How can I keep up productivity when working from home?
Most of us, at one time or another (usually on a dark, wet Monday morning), have probably thought how fantastic it would be to work from home. No cold commute, a slow start, no need to get out of your dressing-gown till lunchtime.
But what’s the reality of working from home, and is it something that would really work for you?
First of all, get clear about exactly why you want to work from home. Legitimate reasons include helping you to juggle family commitments such as childcare, allowing yourself to work “smarter” by saving the time of a long journey to work, or allowing you to manage your time better if you spend a lot of time working independently, or often have to travel or work unsociable hours.
If you’re self-employed or about to start up your own business, working from home is often a sensible way of keeping your overheads down.
Employers are increasingly willing to allow employees to work at least part-time from home – it helps to keep their costs down and can be great for staff morale as it shows that your company trusts you to act responsibly.
If you have children under the age of 6, your employer is legally required to give serious consideration to a reasonable request to work flexibly. However, that doesn’t mean they have to agree to your request. Increase your chances of a favourable response by setting out clearly the benefits to your employer as well as yourself.
Be honest with yourself about how well you are suited to home working. If you’re someone who loves a quick gossip with your colleagues over your morning coffee, you might find it lonely being stuck at home all day on your own.
Be realistic about your ability to discipline yourself to get down to work when there’s no one there to check up on you: it can be all too easy to find a constant stream of chores and distractions to keep you away from the computer.
If you decide to go ahead and take the plunge, you’ll need to make sure that you have appropriate space and systems in place. The spare bedroom is the classic home office location, but if you’re short of space you may have to improvise a bit.
The key thing is to make sure that you have dedicated workspace that is comfortable and practical. If that means the kitchen table, arrange things so that you can easily clear away at the end of the day – so that you have room to live, but also so that you can switch off from work.
Drawing a boundary between work time and leisure time is often one of the most difficult problems for home workers. It’s all too easy just to check your email one more time or make one more phone call, and before you know it, it’s 10pm.
Put a routine in place: start work at the same time every day if possible, plan proper breaks throughout the day, and be disciplined about your finishing time. Take a break for lunch and, if possible, get outside and get some fresh air, or at least take some time away from your desk to do something completely different. This will help to keep you fresh and focused.
You’ll need to be strict with friends and family, too. When you work from home, people can fall into the trap of assuming that you’re always available to chat, go shopping, or help them out. If friends phone for a gossip, tell them that you’re working but you’ll call back at the end of the day.
Be prepared to be robust about this: one of the most frustrating things about working from home is that other people sometimes assume you don’t really have a ‘proper’ job – don’t reinforce their prejudices by not taking your work time seriously.

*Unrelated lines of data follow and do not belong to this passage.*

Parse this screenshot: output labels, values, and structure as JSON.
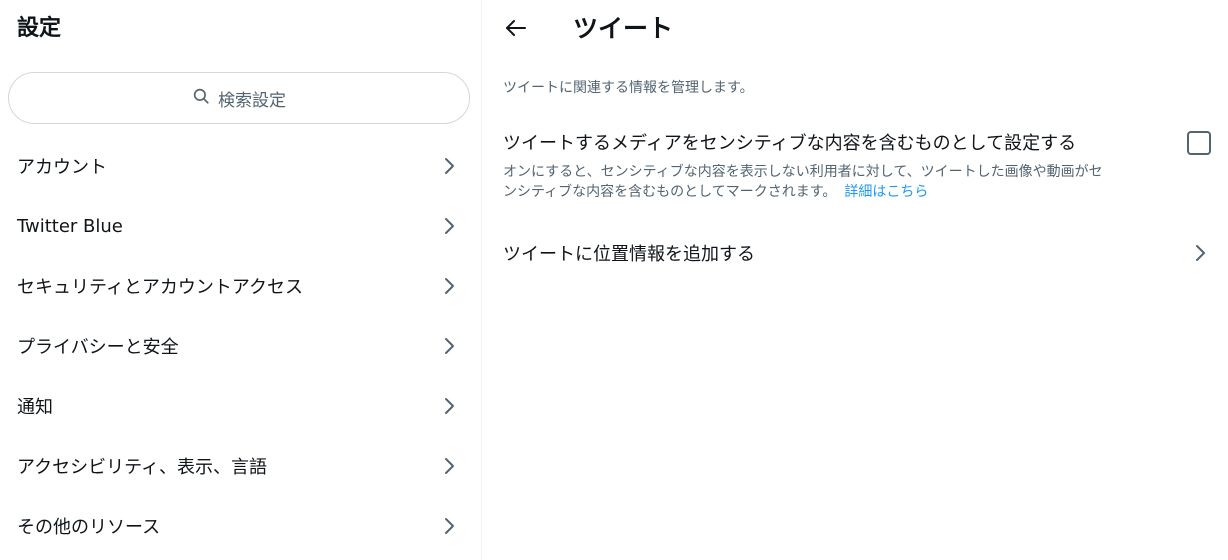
{
  "left": {
    "title": "設定",
    "search_placeholder": "検索設定",
    "menu": [
      {
        "label": "アカウント"
      },
      {
        "label": "Twitter Blue"
      },
      {
        "label": "セキュリティとアカウントアクセス"
      },
      {
        "label": "プライバシーと安全"
      },
      {
        "label": "通知"
      },
      {
        "label": "アクセシビリティ、表示、言語"
      },
      {
        "label": "その他のリソース"
      }
    ]
  },
  "right": {
    "title": "ツイート",
    "description": "ツイートに関連する情報を管理します。",
    "sensitive_media": {
      "label": "ツイートするメディアをセンシティブな内容を含むものとして設定する",
      "checked": false,
      "help_line1": "オンにすると、センシティブな内容を表示しない利用者に対して、ツイートした画像や動画がセ",
      "help_line2": "ンシティブな内容を含むものとしてマークされます。",
      "link": "詳細はこちら"
    },
    "location_row": {
      "label": "ツイートに位置情報を追加する"
    }
  },
  "colors": {
    "text_primary": "#0f1419",
    "text_secondary": "#536471",
    "link": "#1d9bf0",
    "border": "#cfd9de"
  },
  "icons": {
    "search": "search-icon",
    "chevron": "chevron-right-icon",
    "back": "back-arrow-icon"
  }
}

Put in place systems to keep you in touch with the office. A daily phone call and/or a weekly meeting will help to keep you involved and make sure you don’t get forgotten about. Try to meet up with colleagues socially from time to time so that you’re kept on the inside track of the office politics and what’s really going on.
Working from home can bring enormous benefits, helping you to juggle other demands, work more efficiently and reduce the stress of commuting. The secret to making it work for you is to be clear about the potential benefits as well as the drawbacks, and to put in place systems and procedures to make sure that you can work as efficiently and effectively as you would in the office. Then all you have to do is work out what you’re going to do with all the time you save!